A look at whether equity release could be the right choice for you, and how it works.

Increasingly, those aged 55 and over are opting to release the equity in their homes in order to enjoy a higher standard of living.

Today, the older generation lives life to the full. No longer content with a quiet retirement spent gardening and knitting, those aged 55 and over are more likely to be found travelling the world, enjoying new experiences or indulging their hobbies. However, all this comes at a cost, and with so many of us living much longer than previous generations, there can come a time when finances become somewhat stretched. One way to remedy this and continue to live life to the fullest is to consider equity release from your home. Here’s a quick overview of what this entails.
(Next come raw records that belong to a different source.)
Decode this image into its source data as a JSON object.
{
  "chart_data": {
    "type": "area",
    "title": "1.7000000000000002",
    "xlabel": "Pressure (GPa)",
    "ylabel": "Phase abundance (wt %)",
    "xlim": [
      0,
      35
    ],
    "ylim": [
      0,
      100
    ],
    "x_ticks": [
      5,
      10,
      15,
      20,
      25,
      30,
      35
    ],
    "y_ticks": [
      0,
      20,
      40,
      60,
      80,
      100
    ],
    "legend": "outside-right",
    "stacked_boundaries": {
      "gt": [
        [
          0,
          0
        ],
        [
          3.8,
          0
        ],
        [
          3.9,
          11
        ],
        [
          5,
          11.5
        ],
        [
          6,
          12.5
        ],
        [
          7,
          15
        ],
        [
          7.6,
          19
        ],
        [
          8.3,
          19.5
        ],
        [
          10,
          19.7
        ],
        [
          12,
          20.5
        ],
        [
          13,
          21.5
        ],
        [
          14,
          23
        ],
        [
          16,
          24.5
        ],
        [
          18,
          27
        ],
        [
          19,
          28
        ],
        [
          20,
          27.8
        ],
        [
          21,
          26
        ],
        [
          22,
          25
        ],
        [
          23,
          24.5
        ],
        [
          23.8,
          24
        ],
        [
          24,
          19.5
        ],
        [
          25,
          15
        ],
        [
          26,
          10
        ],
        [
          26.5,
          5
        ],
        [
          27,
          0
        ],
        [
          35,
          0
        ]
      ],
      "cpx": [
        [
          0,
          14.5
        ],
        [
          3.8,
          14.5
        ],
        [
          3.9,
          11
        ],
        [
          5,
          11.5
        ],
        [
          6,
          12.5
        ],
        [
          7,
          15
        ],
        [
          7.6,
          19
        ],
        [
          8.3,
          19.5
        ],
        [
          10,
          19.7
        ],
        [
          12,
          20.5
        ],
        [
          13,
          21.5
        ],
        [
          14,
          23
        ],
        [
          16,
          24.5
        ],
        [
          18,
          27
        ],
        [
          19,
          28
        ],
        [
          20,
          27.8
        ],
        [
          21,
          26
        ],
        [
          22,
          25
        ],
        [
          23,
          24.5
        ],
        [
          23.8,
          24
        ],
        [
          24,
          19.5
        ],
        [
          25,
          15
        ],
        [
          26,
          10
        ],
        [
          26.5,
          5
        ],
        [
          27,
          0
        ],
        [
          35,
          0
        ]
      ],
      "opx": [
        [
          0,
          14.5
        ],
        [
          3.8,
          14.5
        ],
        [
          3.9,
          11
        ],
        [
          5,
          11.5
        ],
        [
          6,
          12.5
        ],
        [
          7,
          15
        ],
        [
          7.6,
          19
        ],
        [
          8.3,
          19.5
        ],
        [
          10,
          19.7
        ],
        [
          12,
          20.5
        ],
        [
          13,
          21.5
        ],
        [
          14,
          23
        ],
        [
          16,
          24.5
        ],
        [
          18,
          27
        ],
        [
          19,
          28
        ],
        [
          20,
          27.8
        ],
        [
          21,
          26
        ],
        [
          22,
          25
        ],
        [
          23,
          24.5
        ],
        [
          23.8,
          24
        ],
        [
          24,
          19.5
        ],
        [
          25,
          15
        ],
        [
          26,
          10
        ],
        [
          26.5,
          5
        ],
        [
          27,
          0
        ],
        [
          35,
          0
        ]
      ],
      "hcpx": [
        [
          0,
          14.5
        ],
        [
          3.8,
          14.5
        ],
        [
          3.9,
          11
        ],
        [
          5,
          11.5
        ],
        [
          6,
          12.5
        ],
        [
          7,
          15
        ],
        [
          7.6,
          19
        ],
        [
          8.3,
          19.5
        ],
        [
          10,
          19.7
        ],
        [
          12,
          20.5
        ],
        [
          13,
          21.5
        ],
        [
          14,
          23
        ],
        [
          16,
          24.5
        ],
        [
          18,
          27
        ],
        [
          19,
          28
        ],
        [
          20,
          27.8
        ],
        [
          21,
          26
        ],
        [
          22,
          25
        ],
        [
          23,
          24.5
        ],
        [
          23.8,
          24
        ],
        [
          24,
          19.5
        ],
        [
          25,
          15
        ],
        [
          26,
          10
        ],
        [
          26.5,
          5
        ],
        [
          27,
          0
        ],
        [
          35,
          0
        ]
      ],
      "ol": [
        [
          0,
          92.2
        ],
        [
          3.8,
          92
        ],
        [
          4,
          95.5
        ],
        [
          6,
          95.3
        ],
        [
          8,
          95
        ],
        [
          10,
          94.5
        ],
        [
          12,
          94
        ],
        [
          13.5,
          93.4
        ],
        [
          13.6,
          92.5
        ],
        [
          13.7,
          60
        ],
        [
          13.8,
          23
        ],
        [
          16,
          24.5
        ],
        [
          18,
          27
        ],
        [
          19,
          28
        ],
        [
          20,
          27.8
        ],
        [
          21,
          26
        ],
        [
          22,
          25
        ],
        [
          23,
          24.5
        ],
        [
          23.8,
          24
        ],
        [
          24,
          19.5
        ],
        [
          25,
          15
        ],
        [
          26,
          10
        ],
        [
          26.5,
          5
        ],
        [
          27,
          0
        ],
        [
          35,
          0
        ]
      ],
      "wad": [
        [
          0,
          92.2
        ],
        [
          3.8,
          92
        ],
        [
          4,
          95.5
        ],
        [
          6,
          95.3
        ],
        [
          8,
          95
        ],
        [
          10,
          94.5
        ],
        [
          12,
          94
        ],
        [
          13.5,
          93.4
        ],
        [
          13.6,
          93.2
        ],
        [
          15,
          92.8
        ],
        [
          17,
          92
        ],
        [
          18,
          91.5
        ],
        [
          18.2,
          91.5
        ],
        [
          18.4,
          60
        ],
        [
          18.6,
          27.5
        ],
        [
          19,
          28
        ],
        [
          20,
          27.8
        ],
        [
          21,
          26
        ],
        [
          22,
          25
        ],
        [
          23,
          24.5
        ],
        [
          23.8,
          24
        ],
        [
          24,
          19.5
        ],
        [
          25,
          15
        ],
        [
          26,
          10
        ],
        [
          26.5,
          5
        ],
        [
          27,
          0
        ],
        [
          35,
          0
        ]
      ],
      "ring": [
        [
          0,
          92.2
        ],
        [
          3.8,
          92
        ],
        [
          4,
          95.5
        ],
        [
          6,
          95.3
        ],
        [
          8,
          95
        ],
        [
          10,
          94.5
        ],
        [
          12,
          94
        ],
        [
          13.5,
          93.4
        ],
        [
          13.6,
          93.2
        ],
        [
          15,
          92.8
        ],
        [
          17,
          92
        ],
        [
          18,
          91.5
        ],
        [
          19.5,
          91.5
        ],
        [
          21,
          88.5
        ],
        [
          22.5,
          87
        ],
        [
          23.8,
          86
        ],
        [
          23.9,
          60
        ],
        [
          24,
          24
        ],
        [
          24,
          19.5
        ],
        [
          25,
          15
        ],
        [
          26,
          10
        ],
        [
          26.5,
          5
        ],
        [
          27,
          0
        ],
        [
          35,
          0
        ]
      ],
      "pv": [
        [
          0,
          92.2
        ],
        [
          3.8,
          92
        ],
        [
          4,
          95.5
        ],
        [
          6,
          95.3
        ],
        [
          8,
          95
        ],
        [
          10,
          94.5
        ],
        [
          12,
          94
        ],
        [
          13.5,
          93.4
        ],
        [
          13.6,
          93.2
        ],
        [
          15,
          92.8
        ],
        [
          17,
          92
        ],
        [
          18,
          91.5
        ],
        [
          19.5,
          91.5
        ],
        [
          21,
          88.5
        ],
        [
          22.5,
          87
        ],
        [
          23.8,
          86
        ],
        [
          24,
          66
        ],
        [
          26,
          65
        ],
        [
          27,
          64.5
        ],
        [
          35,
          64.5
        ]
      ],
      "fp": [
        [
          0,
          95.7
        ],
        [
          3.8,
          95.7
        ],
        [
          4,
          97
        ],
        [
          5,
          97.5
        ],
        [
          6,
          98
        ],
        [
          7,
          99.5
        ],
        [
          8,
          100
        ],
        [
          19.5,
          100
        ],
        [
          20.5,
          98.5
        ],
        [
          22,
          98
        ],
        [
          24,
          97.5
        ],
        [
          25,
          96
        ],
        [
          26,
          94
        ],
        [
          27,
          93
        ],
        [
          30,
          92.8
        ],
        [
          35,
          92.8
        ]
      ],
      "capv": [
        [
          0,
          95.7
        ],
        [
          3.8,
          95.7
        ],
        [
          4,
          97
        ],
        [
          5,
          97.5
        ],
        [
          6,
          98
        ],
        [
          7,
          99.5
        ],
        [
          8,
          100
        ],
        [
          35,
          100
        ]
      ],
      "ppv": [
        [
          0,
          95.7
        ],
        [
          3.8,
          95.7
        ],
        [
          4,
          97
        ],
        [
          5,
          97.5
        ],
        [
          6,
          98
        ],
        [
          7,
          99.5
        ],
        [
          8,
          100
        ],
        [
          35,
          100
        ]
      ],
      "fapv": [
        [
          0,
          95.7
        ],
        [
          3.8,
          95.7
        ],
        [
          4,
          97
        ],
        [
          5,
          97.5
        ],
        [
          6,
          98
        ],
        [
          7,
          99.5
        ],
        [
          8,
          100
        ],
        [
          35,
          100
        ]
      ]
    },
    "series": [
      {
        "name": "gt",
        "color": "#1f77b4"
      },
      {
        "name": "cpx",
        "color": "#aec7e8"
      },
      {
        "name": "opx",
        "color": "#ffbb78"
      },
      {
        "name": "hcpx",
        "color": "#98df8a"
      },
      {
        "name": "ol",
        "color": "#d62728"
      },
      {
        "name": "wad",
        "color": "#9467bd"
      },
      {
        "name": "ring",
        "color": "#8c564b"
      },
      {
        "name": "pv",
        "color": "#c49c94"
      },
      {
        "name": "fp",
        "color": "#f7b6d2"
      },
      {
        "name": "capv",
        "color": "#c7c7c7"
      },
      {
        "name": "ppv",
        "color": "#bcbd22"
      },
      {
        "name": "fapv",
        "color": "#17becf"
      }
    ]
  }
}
Equity release in a nutshell

In essence, equity release is a financial product like a mortgage, personal loan or savings account. However, equity release products are available only to homeowners aged between 55 and 95. There are two basic types of equity release plan:

Type 1: The lifetime mortgage

The lifetime mortgage is a loan secured on the value of your home. With this plan you will receive a tax-free lump sum. There are no monthly repayments. Instead, interest on the loan gathers and, when you die, the loan plus the interest is paid using money made from the sale of your home.

Type 2: Home reversion plan

There are also equity release reversion plans. With these products, you sell all or part of your home for a tax-free lump sum or regular payments. You also receive a guaranteed lifetime lease of the property and there are no monthly payments to make. This means you’re allowed to live in your home rent-free despite the lender owning all or part of it, however you must insure and maintain the property. After your death, the lender sells the property in order to recoup the share it owns.

What else do I need to know?

There is an organisation called the Equity Release Council. This body has created a Code of Conduct to protect people who decided to release equity from their homes. You may prefer to select an ERC-approved lender if you do decide to consider an equity release.

Are there any downsides?

While many retired people are already choosing to release the equity from their homes, without proper preparation there can be some potentially negative consequences. For example, any equity release plan will ultimately reduce the overall value of your property, and accessing the property’s cash value could potentially impact the state benefits you’re entitled to.

If you’re in the correct age bracket and you’d like to spend the cash that’s tied up in your property, equity release could be a great idea. However, it’s vital that you get professional advice from an independent financial adviser before embarking on this journey.